Often, the onset of a liver disease is gradual and there is no specific symptom that brings the affected individual to seek medical care. Fatigue, weakness and weight loss that cannot be explained should prompt a visit for medical evaluation. Jaundice or yellow skin is never normal and should prompt an evaluation by a health care professional. Persistent fever, vomiting, and abdominal pain should also prompt medical evaluation as soon as possible. Acetaminophen or Tylenol overdose, whether accidental or intentional, can cause acute liver failure. Emergent evaluation and treatment is required. Antidotes to protect the liver can be provided, but are effective only when used within a few hours. Without this intervention, acetaminophen overdose can lead to liver failure. Symptoms only occur after potential liver damage has occurred.
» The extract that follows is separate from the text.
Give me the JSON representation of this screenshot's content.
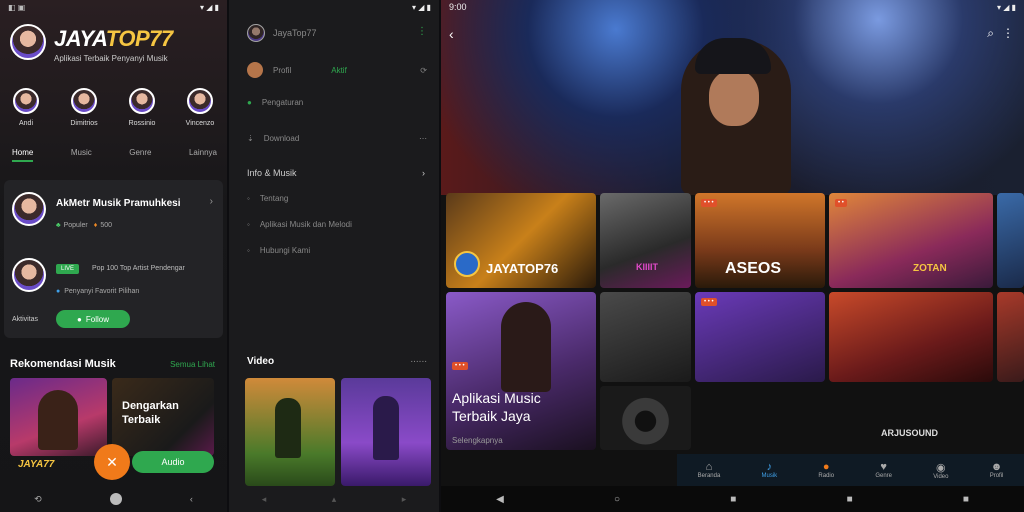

Alcohol abuse and liver disease: Alcohol abuse is the most common cause of liver disease in North America. Alcohol is directly toxic to liver cells and can cause liver inflammation, referred to as alcoholic hepatitis. In chronic alcohol abuse, fat accumulation occurs in liver cells affecting their ability to function.
How to diagnose the cause of liver disease?
The precise diagnosis of liver disease involves a history and physical examination performed by a health care professional. Understanding the symptoms and the patient’s risk factors for liver disease will help guide any diagnostic tests that may be considered. Liver disease can have physical findings that affect almost all body systems including the heart, lungs, abdomen, skin, brain and cognitive function, and other parts of the nervous system. The physical examination often requires evaluation of the entire body. Blood tests are helpful in assessing liver inflammation and function. Specific liver function blood tests include AST and ALT (ransaminase chemicals released with liver cell inflammation), GGT and alkaline phosphatase (chemicals released by cells lining the bile ducts), bilirubin, and protein and albumin levels. Other blood tests may be considered, including: Complete blood count (CBC). Patients with end stage liver disease may have bone marrow suppression and low red blood cells, white blood cells and platelets. As a result, patients with cirrhosis may have bleeding. Lipase to check for pancreas inflammation. Electrolytes, BUN and creatinine to assess kidney function; and ammonia blood level assessment are helpful in patients with mental confusion to determine whether liver failure is a potential cause. CT scan (computerized axial tomography), MRI (magnetic resonance imaging), and Ultrasound (sound wave imaging, which is especially helpful in assessing the gallbladder and bile ducts. Liver biopsy may be considered to confirm a specific diagnosis of liver disease. Each liver disease will have its own specific treatment regimen.